DEBUG -- Lent Code 257 > 3
DEBUG -- Length 3
DEBUG -- Dist Code 10 > 43
DEBUG -- Distance 43
DEBUG -- W 01 ^A
DEBUG -- W 00 ^@
DEBUG -- W 03 ^C       ---- Should be 4
DEBUG -- Read DC 109
DEBUG -- c 109 m
DEBUG -- W 6d m
DEBUG -- in 78
DEBUG -- in 7f
DEBUG -- Read DC 97
DEBUG -- c 97 a
DEBUG -- W 61 a
DEBUG -- Read DC 105
DEBUG -- c 105 i
DEBUG -- W 69 i
DEBUG -- Read DC 110
DEBUG -- c 110 n
DEBUG -- W 6e n
DEBUG -- in f1
DEBUG -- in 96
DEBUG -- Read DC 1
DEBUG -- c 1 ^A
DEBUG -- W 01 ^A


Unrelated but rather freaky is that when the screen is off on this used laptop I can see the Apple logo shining through the LCD. It is dim however so I suppose the Sun is bright enough even in cloudy weather to cause this event.


Actually, getting the smaller of length and distance to use as the distance back is not correct. I need to check if it exceeds the bounds, then cap to the distance if it is larger.


Actually the corruption happens much earlier than I expect.

DEBUG -- W 00 ^@
DEBUG -- W 09   
DEBUG -- W 00 ^@
DEBUG -- in 39
DEBUG -- in 8f
DEBUG -- Read DC 39
DEBUG -- c 39 '
DEBUG -- W 27 '
DEBUG -- Read DC 258
DEBUG -- c 258 ?
DEBUG -- Lent Code 258 > 4
DEBUG -- Length 4
DEBUG -- Dist Code 8 > 21
DEBUG -- Distance 21
DEBUG -- W 08     ----- should be 0a
DEBUG -- W 00 ^@
DEBUG -- W 23 #
DEBUG -- W 0a 


My code sequence is as follows, which is correct:


However it appears looking back that 08 is read instead of 0a, so it is possible that my sliding window is reading from the wrong end.

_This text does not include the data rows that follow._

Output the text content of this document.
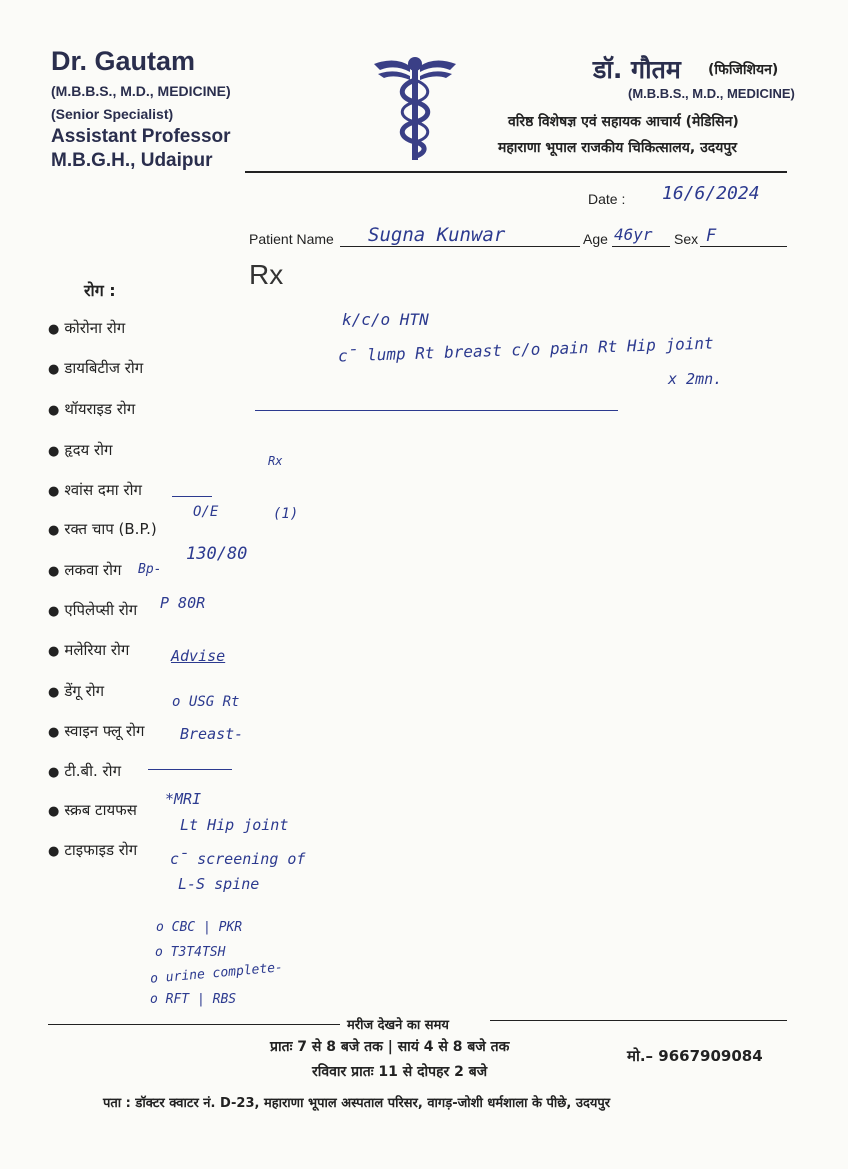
Dr. Gautam
(M.B.B.S., M.D., MEDICINE)
(Senior Specialist)
Assistant Professor
M.B.G.H., Udaipur
डॉ. गौतम (फिजिशियन)
(M.B.B.S., M.D., MEDICINE)
वरिष्ठ विशेषज्ञ एवं सहायक आचार्य (मेडिसिन)
महाराणा भूपाल राजकीय चिकित्सालय, उदयपुर
Date : 16/6/2024
Patient Name Sugna Kunwar	Age 46yr Sex F
Rx
रोग :
● कोरोना रोग
● डायबिटीज रोग
● थॉयराइड रोग
● हृदय रोग
● श्वांस दमा रोग
● रक्त चाप (B.P.)
● लकवा रोग
● एपिलेप्सी रोग
● मलेरिया रोग
● डेंगू रोग
● स्वाइन फ्लू रोग
● टी.बी. रोग
● स्क्रब टायफस
● टाइफाइड रोग
k/c/o HTN
c̄ lump Rt breast c/o pain Rt Hip joint
x 2mn.
Rx
(1)
O/E
Bp-
130/80
P 80R
Advise
o USG Rt
Breast-
*MRI
Lt Hip joint
c̄ screening of
L-S spine
o CBC | PKR
o T3T4TSH
o urine complete-
o RFT | RBS
मरीज देखने का समय
प्रातः 7 से 8 बजे तक | सायं 4 से 8 बजे तक
रविवार प्रातः 11 से दोपहर 2 बजे
मो.– 9667909084
पता : डॉक्टर क्वाटर नं. D-23, महाराणा भूपाल अस्पताल परिसर, वागड़-जोशी धर्मशाला के पीछे, उदयपुर
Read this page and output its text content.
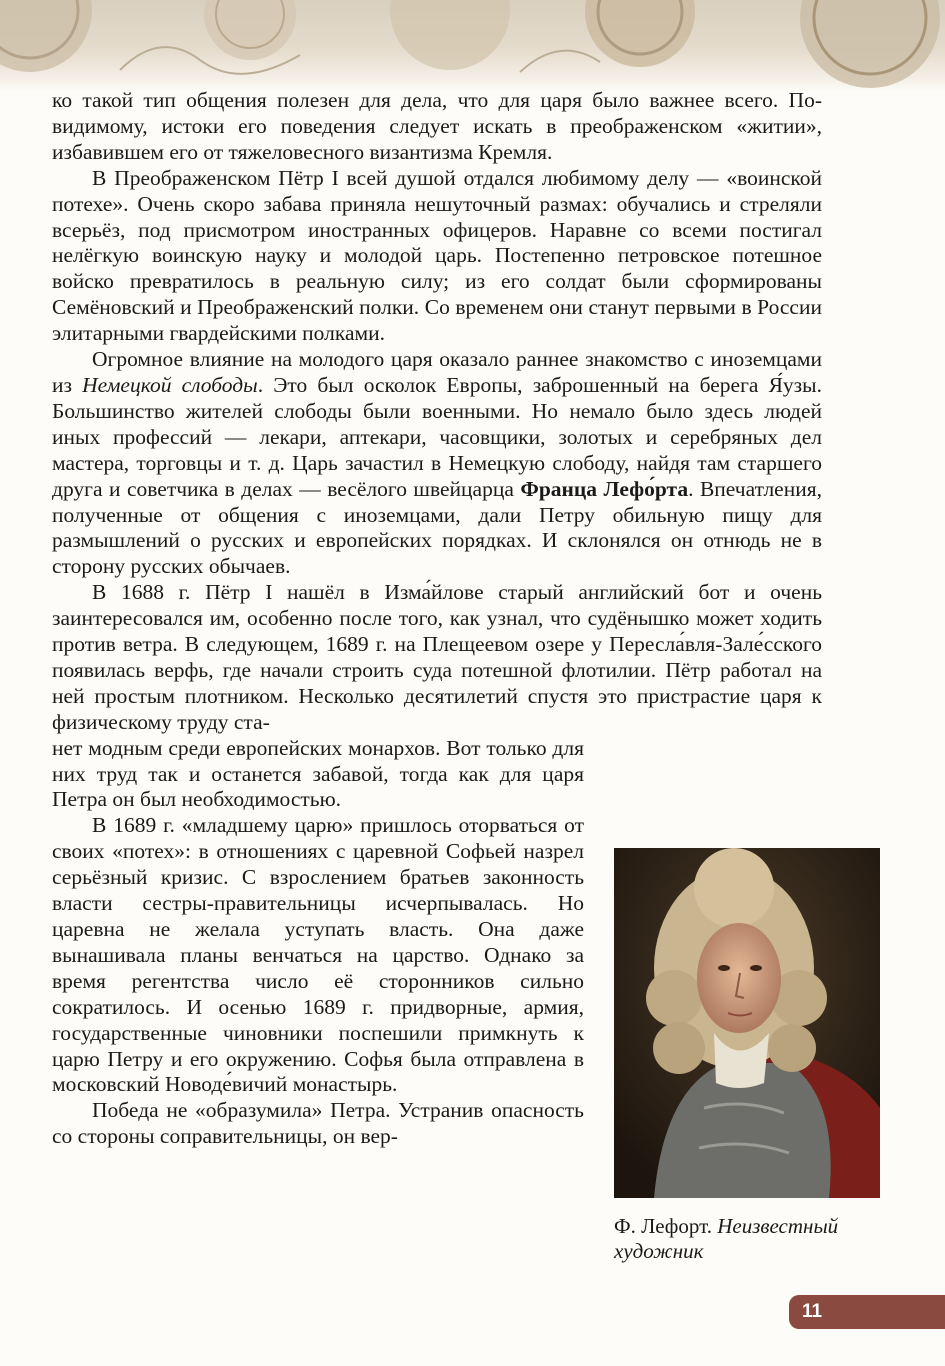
ко такой тип общения полезен для дела, что для царя было важнее всего. По-видимому, истоки его поведения следует искать в преображенском «житии», избавившем его от тяжеловесного византизма Кремля.

В Преображенском Пётр I всей душой отдался любимому делу — «воинской потехе». Очень скоро забава приняла нешуточный размах: обучались и стреляли всерьёз, под присмотром иностранных офицеров. Наравне со всеми постигал нелёгкую воинскую науку и молодой царь. Постепенно петровское потешное войско превратилось в реальную силу; из его солдат были сформированы Семёновский и Преображенский полки. Со временем они станут первыми в России элитарными гвардейскими полками.

Огромное влияние на молодого царя оказало раннее знакомство с иноземцами из Немецкой слободы. Это был осколок Европы, заброшенный на берега Я́узы. Большинство жителей слободы были военными. Но немало было здесь людей иных профессий — лекари, аптекари, часовщики, золотых и серебряных дел мастера, торговцы и т. д. Царь зачастил в Немецкую слободу, найдя там старшего друга и советчика в делах — весёлого швейцарца Франца Лефо́рта. Впечатления, полученные от общения с иноземцами, дали Петру обильную пищу для размышлений о русских и европейских порядках. И склонялся он отнюдь не в сторону русских обычаев.

В 1688 г. Пётр I нашёл в Изма́йлове старый английский бот и очень заинтересовался им, особенно после того, как узнал, что судёнышко может ходить против ветра. В следующем, 1689 г. на Плещеевом озере у Пересла́вля-Зале́сского появилась верфь, где начали строить суда потешной флотилии. Пётр работал на ней простым плотником. Несколько десятилетий спустя это пристрастие царя к физическому труду ста-

нет модным среди европейских монархов. Вот только для них труд так и останется забавой, тогда как для царя Петра он был необходимостью.

В 1689 г. «младшему царю» пришлось оторваться от своих «потех»: в отношениях с царевной Софьей назрел серьёзный кризис. С взрослением братьев законность власти сестры-правительницы исчерпывалась. Но царевна не желала уступать власть. Она даже вынашивала планы венчаться на царство. Однако за время регентства число её сторонников сильно сократилось. И осенью 1689 г. придворные, армия, государственные чиновники поспешили примкнуть к царю Петру и его окружению. Софья была отправлена в московский Новоде́вичий монастырь.

Победа не «образумила» Петра. Устранив опасность со стороны соправительницы, он вер-

Ф. Лефорт. Неизвестный художник
11
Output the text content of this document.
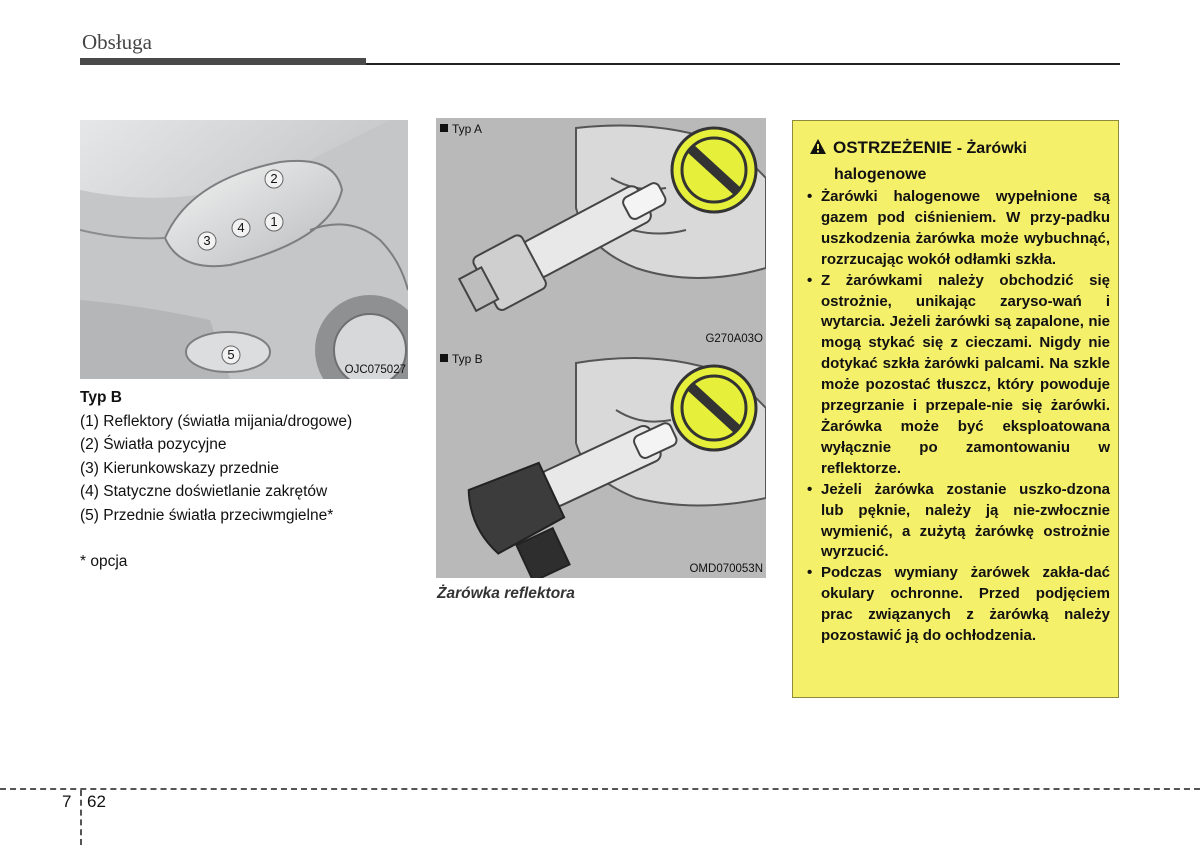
Obsługa
1
2
3
4
5
OJC075027
Typ B
(1) Reflektory (światła mijania/drogowe)
(2) Światła pozycyjne
(3) Kierunkowskazy przednie
(4) Statyczne doświetlanie zakrętów
(5) Przednie światła przeciwmgielne*
* opcja
Typ A
G270A03O
Typ B
OMD070053N
Żarówka reflektora
OSTRZEŻENIE - Żarówki
halogenowe
• Żarówki halogenowe wypełnione są gazem pod ciśnieniem. W przy-padku uszkodzenia żarówka może wybuchnąć, rozrzucając wokół odłamki szkła.
• Z żarówkami należy obchodzić się ostrożnie, unikając zaryso-wań i wytarcia. Jeżeli żarówki są zapalone, nie mogą stykać się z cieczami. Nigdy nie dotykać szkła żarówki palcami. Na szkle może pozostać tłuszcz, który powoduje przegrzanie i przepale-nie się żarówki. Żarówka może być eksploatowana wyłącznie po zamontowaniu w reflektorze.
• Jeżeli żarówka zostanie uszko-dzona lub pęknie, należy ją nie-zwłocznie wymienić, a zużytą żarówkę ostrożnie wyrzucić.
• Podczas wymiany żarówek zakła-dać okulary ochronne. Przed podjęciem prac związanych z żarówką należy pozostawić ją do ochłodzenia.
7 62
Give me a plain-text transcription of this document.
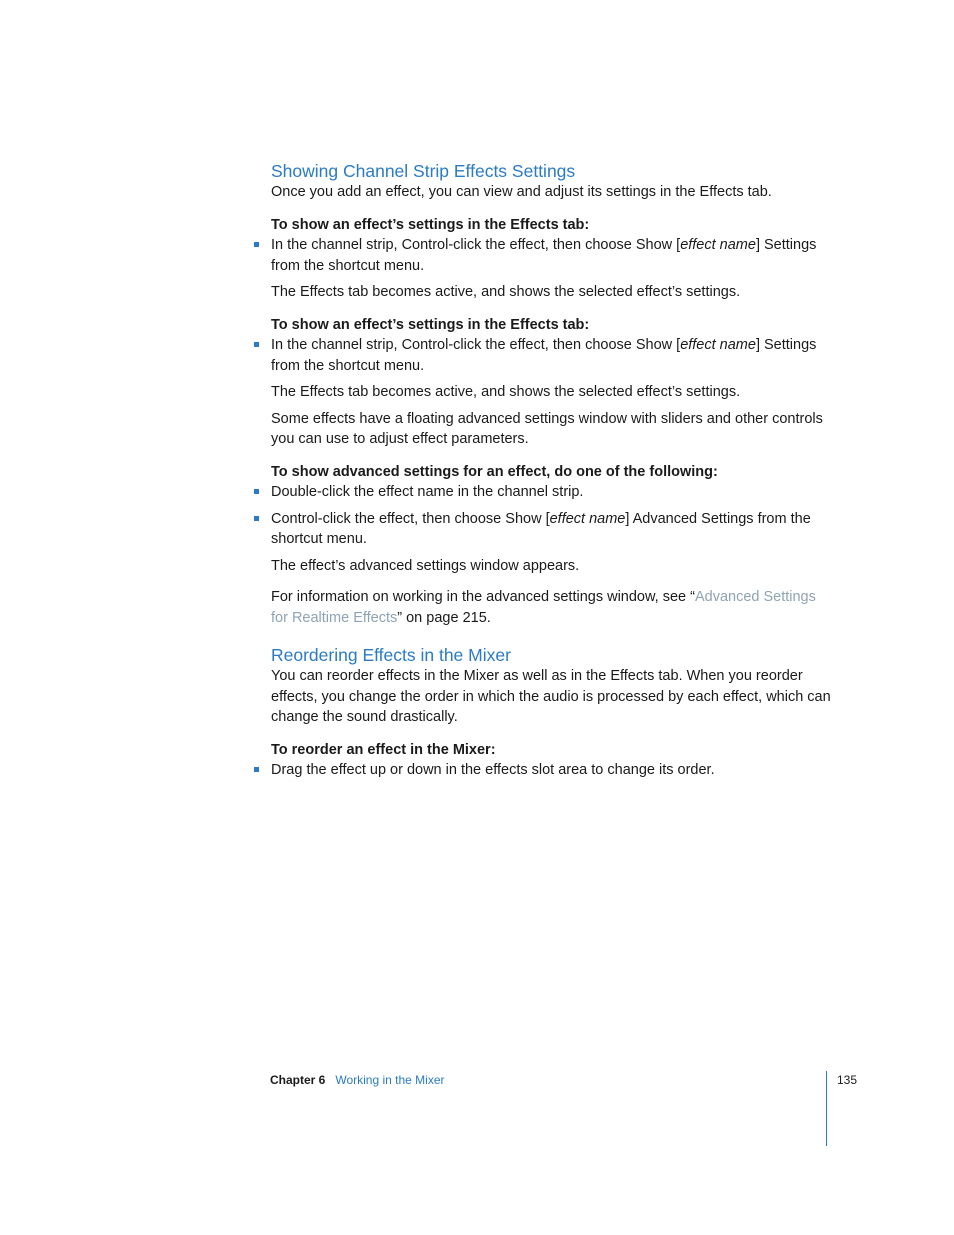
Showing Channel Strip Effects Settings

Once you add an effect, you can view and adjust its settings in the Effects tab.

To show an effect’s settings in the Effects tab:

In the channel strip, Control-click the effect, then choose Show [effect name] Settings from the shortcut menu.

The Effects tab becomes active, and shows the selected effect’s settings.

To show an effect’s settings in the Effects tab:

In the channel strip, Control-click the effect, then choose Show [effect name] Settings from the shortcut menu.

The Effects tab becomes active, and shows the selected effect’s settings.

Some effects have a floating advanced settings window with sliders and other controls you can use to adjust effect parameters.

To show advanced settings for an effect, do one of the following:

Double-click the effect name in the channel strip.

Control-click the effect, then choose Show [effect name] Advanced Settings from the shortcut menu.

The effect’s advanced settings window appears.

For information on working in the advanced settings window, see “Advanced Settings for Realtime Effects” on page 215.

Reordering Effects in the Mixer

You can reorder effects in the Mixer as well as in the Effects tab. When you reorder effects, you change the order in which the audio is processed by each effect, which can change the sound drastically.

To reorder an effect in the Mixer:

Drag the effect up or down in the effects slot area to change its order.

Chapter 6 Working in the Mixer	135
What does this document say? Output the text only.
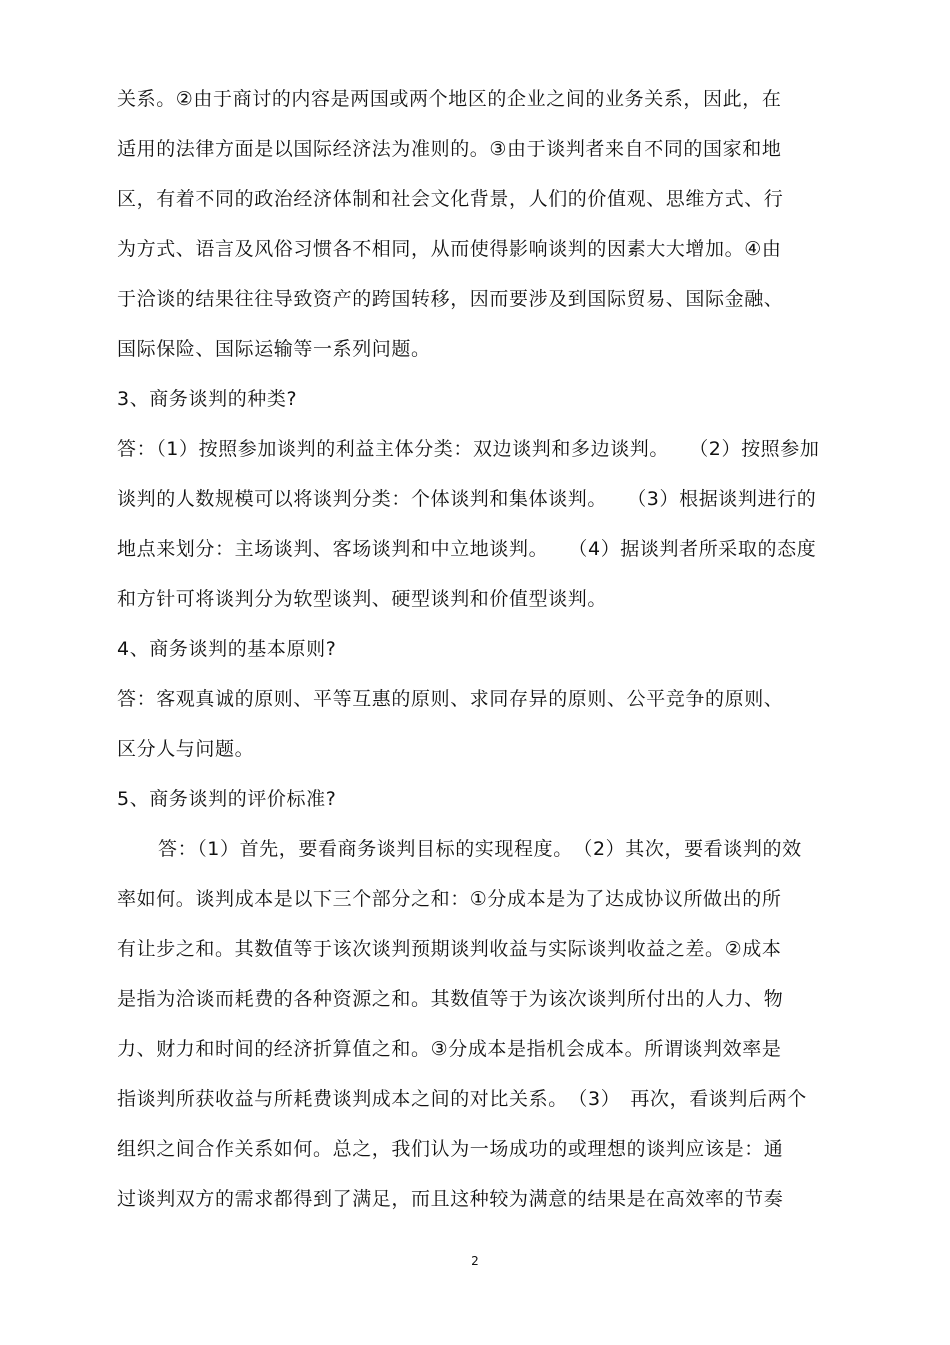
关系。②由于商讨的内容是两国或两个地区的企业之间的业务关系，因此，在
适用的法律方面是以国际经济法为准则的。③由于谈判者来自不同的国家和地
区，有着不同的政治经济体制和社会文化背景，人们的价值观、思维方式、行
为方式、语言及风俗习惯各不相同，从而使得影响谈判的因素大大增加。④由
于洽谈的结果往往导致资产的跨国转移，因而要涉及到国际贸易、国际金融、
国际保险、国际运输等一系列问题。
3、商务谈判的种类?
答：（1）按照参加谈判的利益主体分类：双边谈判和多边谈判。　　（2）按照参加
谈判的人数规模可以将谈判分类：个体谈判和集体谈判。　　（3）根据谈判进行的
地点来划分：主场谈判、客场谈判和中立地谈判。　　（4）据谈判者所采取的态度
和方针可将谈判分为软型谈判、硬型谈判和价值型谈判。
4、商务谈判的基本原则?
答：客观真诚的原则、平等互惠的原则、求同存异的原则、公平竞争的原则、
区分人与问题。
5、商务谈判的评价标准?
答：（1）首先，要看商务谈判目标的实现程度。　（2）其次，要看谈判的效
率如何。谈判成本是以下三个部分之和：①分成本是为了达成协议所做出的所
有让步之和。其数值等于该次谈判预期谈判收益与实际谈判收益之差。②成本
是指为洽谈而耗费的各种资源之和。其数值等于为该次谈判所付出的人力、物
力、财力和时间的经济折算值之和。③分成本是指机会成本。所谓谈判效率是
指谈判所获收益与所耗费谈判成本之间的对比关系。　（3）　再次，看谈判后两个
组织之间合作关系如何。总之，我们认为一场成功的或理想的谈判应该是：通
过谈判双方的需求都得到了满足，而且这种较为满意的结果是在高效率的节奏
2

DEBUG -- BACKFRAG dx=7 sz=4 bf=1 ln=2 lbfs=3
DEBUG -- src=0 rat=0 (0/6)
DEBUG -- BACKFRAG dx=6 sz=4 bf=1 ln=2 lbfs=2
DEBUG -- src=0 rat=1 (1/6)
DEBUG -- BACKFRAG dx=5 sz=4 bf=1 ln=2 lbfs=1
DEBUG -- src=0 rat=2 (2/6)
DEBUG -- BACKFRAG dx=4 sz=4 bf=1 ln=2 lbfs=0
DEBUG -- src=0 rat=3 (3/6)
DEBUG -- BACKFRAG dx=3 sz=4 bf=0 ln=2 lbfs=3
DEBUG -- src=1 rat=0 (4/6)
DEBUG -- BACKFRAG dx=2 sz=4 bf=0 ln=2 lbfs=2
DEBUG -- src=1 rat=1 (5/6)

Tells me that entries are being read I believe in the reverse order. The output index 0 should be the oldest of the distance and not the first.


This looks wrong:

DEBUG -- hlit/dist 290: 6

Actually it is part of the distance codes, they are combined together as one.


Well, reading the values correctly leads to the uncompressed class file being the same length while the one sent through my version of the algorithm ended up with an extra byte or so.


Now I believe the sliding window is not working correctly, since I see many cafebabe and similar to that in the output stream.


Well I made a bunch of decompressor progress, however I appear to be stuck on the sliding window part. I made lots of progress on the code since I last touched it however and it is mostly complete except for this last remaining issue. So I shall put it on hold to clear my mind of it.